Introduction to GlowΒΆ

Genomics data has been doubling every seven months globally. It has now reached a scale where genomics has become a big data problem. However, most of the tools for working with genomics data are built to work on single nodes and will not scale. Furthermore, it has become challenging for scientists to manage storage of public data.

Glow solves these problems by bridging bioinformatics and the big data ecosystem. It enables bioinformaticians and computational biologists to leverage best practices used by data engineers and data scientists across industry.

Under the hood, Glow is built on Apache Spark and Delta Lake, enabling distributed computation on and distributed storage of genotype data.

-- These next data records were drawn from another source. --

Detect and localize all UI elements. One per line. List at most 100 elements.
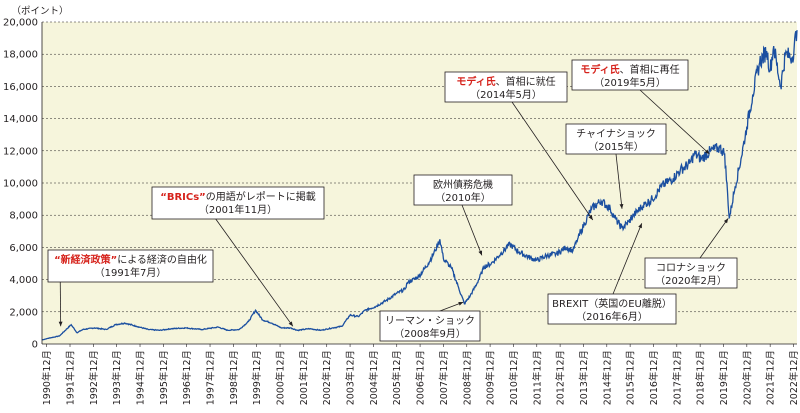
annotation-arrowhead [723, 218, 729, 224]
annotation-arrowhead [288, 321, 293, 327]
annotation-title: コロナショック [656, 262, 726, 274]
annotation-arrowhead [478, 250, 483, 256]
annotation-title: リーマン・ショック [385, 315, 475, 327]
annotation-box [547, 293, 677, 325]
x-tick-label: 2006年12月 [415, 350, 427, 405]
x-tick-label: 1992年12月 [88, 350, 100, 405]
x-tick-label: 2005年12月 [391, 350, 403, 405]
x-tick-label: 1997年12月 [205, 350, 217, 405]
x-tick-label: 2020年12月 [741, 350, 753, 405]
annotation-text: 、首相に就任 [496, 75, 556, 88]
annotation-title: “新経済政策”による経済の自由化 [54, 253, 207, 266]
y-tick-label: 10,000 [3, 179, 38, 190]
y-axis-ticks: 0 2,000 4,000 6,000 8,000 10,000 12,000 14,000 1… [3, 18, 38, 351]
annotation-arrowhead [704, 149, 710, 155]
x-tick-label: 2017年12月 [671, 350, 683, 405]
x-tick-label: 1995年12月 [158, 350, 170, 405]
annotation-date: （2015年） [588, 140, 643, 153]
annotation-leader [214, 217, 294, 327]
x-tick-label: 2000年12月 [275, 350, 287, 405]
annotation-leader [639, 89, 710, 155]
x-tick-label: 2008年12月 [461, 350, 473, 405]
y-tick-label: 14,000 [3, 114, 38, 125]
x-tick-label: 2010年12月 [508, 350, 520, 405]
annotation-title: “BRICs”の用語がレポートに掲載 [160, 190, 315, 203]
annotation-box [413, 174, 513, 206]
annotation-date: （2008年9月） [394, 327, 466, 340]
x-tick-label: 2001年12月 [298, 350, 310, 405]
y-tick-label: 12,000 [3, 146, 38, 157]
x-tick-label: 1994年12月 [135, 350, 147, 405]
annotation-arrowhead [588, 215, 593, 221]
annotation-date: （1991年7月） [95, 266, 167, 279]
x-tick-label: 2007年12月 [438, 350, 450, 405]
annotation-date: （2019年5月） [594, 76, 666, 89]
series-line [41, 30, 798, 341]
y-tick-label: 0 [32, 340, 38, 351]
annotation-date: （2010年） [435, 191, 490, 204]
annotation-date: （2001年11月） [199, 203, 277, 216]
annotation-date: （2020年2月） [655, 274, 727, 287]
annotation-title: チャイナショック [576, 128, 656, 140]
annotation-box [444, 71, 568, 103]
x-tick-label: 2018年12月 [695, 350, 707, 405]
x-tick-label: 2022年12月 [788, 350, 800, 405]
annotation-title: モディ氏、首相に再任 [580, 63, 679, 76]
x-tick-label: 2002年12月 [321, 350, 333, 405]
annotation-text: 、首相に再任 [620, 63, 680, 76]
annotation-brics: “BRICs”の用語がレポートに掲載（2001年11月） [151, 186, 325, 327]
annotation-box [565, 123, 667, 155]
x-tick-label: 2004年12月 [368, 350, 380, 405]
x-tick-label: 2016年12月 [648, 350, 660, 405]
annotation-reform: “新経済政策”による経済の自由化（1991年7月） [47, 249, 214, 327]
x-tick-label: 2019年12月 [718, 350, 730, 405]
annotation-highlight: モディ氏 [456, 75, 495, 88]
y-tick-label: 2,000 [9, 307, 38, 318]
annotation-date: （2014年5月） [470, 88, 542, 101]
annotation-title: BREXIT（英国のEU離脱） [552, 297, 672, 310]
y-tick-label: 20,000 [3, 18, 38, 29]
annotation-arrowhead [458, 301, 464, 306]
annotation-arrowhead [619, 203, 624, 209]
x-tick-label: 2011年12月 [531, 350, 543, 405]
annotation-leader [612, 223, 643, 295]
annotation-text: チャイナショック [576, 128, 656, 140]
annotation-highlight: “BRICs” [160, 192, 205, 203]
y-tick-label: 6,000 [9, 243, 38, 254]
annotation-highlight: モディ氏 [580, 63, 619, 76]
x-tick-label: 1993年12月 [111, 350, 123, 405]
annotation-leader [461, 204, 483, 256]
annotation-text: コロナショック [656, 262, 726, 274]
annotation-arrowhead [638, 223, 642, 229]
annotation-text: 欧州債務危機 [433, 178, 493, 191]
annotation-leader [615, 153, 623, 209]
annotation-text: による経済の自由化 [117, 253, 207, 266]
x-tick-label: 2015年12月 [625, 350, 637, 405]
annotation-leader [699, 218, 729, 259]
x-tick-label: 2012年12月 [555, 350, 567, 405]
x-tick-label: 2009年12月 [485, 350, 497, 405]
x-tick-label: 2021年12月 [765, 350, 777, 405]
annotation-text: の用語がレポートに掲載 [206, 190, 316, 203]
annotation-box [571, 59, 689, 91]
y-tick-label: 18,000 [3, 50, 38, 61]
x-axis-ticks: 1990年12月 1991年12月 1992年12月 1993年12月 1994年12月… [41, 344, 800, 405]
x-tick-label: 1999年12月 [251, 350, 263, 405]
annotation-euro: 欧州債務危機（2010年） [413, 174, 513, 256]
annotation-china: チャイナショック（2015年） [565, 123, 667, 209]
x-tick-label: 1998年12月 [228, 350, 240, 405]
annotation-text: リーマン・ショック [385, 315, 475, 327]
annotation-highlight: “新経済政策” [54, 253, 117, 266]
x-tick-label: 2014年12月 [601, 350, 613, 405]
annotation-title: 欧州債務危機 [433, 178, 493, 191]
y-tick-label: 16,000 [3, 82, 38, 93]
annotations: “新経済政策”による経済の自由化（1991年7月）“BRICs”の用語がレポート… [47, 59, 738, 342]
annotation-modi2: モディ氏、首相に再任（2019年5月） [571, 59, 710, 155]
annotation-box [644, 257, 738, 289]
annotation-text: BREXIT（英国のEU離脱） [552, 297, 672, 310]
x-tick-label: 2003年12月 [345, 350, 357, 405]
annotation-modi1: モディ氏、首相に就任（2014年5月） [444, 71, 594, 221]
x-tick-label: 1991年12月 [65, 350, 77, 405]
annotation-leader [511, 101, 594, 221]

The library is backwards compatible with genomics file formats and bioinformatics tools developed in academia, enabling users to easily share data with collaborators.

Glow is used to:

  • Ingest public genotype data into a data lake that acts as a single source of truth.

  • Run quality control, statistical analysis, and association studies on population-scale datasets.

  • Build reproducible, production-grade genomics data pipelines that will scale to petabytes and beyond.

_images/glow_ref_arch_genomics.png

Glow features:

  • Genomic datasources: To read datasets in common file formats such as VCF, BGEN, and Plink into Spark DataFrames.

  • Genomic functions: Common operations such as computing quality control statistics, running regression tests, and performing simple transformations are provided as Spark functions that can be called from Python, SQL, Scala, or R.

  • Data preparation building blocks: Glow includes transformations such as variant normalization and lift over to help produce analysis ready datasets.

  • Integration with existing tools: With Spark, you can write user-defined functions (UDFs) in Python, R, SQL, or Scala. Glow also makes it easy to run DataFrames through command line tools.

  • Integration with other data types: Genomic data can generate additional insights when joined with data sets such as electronic health records, real world evidence, and medical images. Since Glow returns native Spark SQL DataFrames, its simple to join multiple data sets together.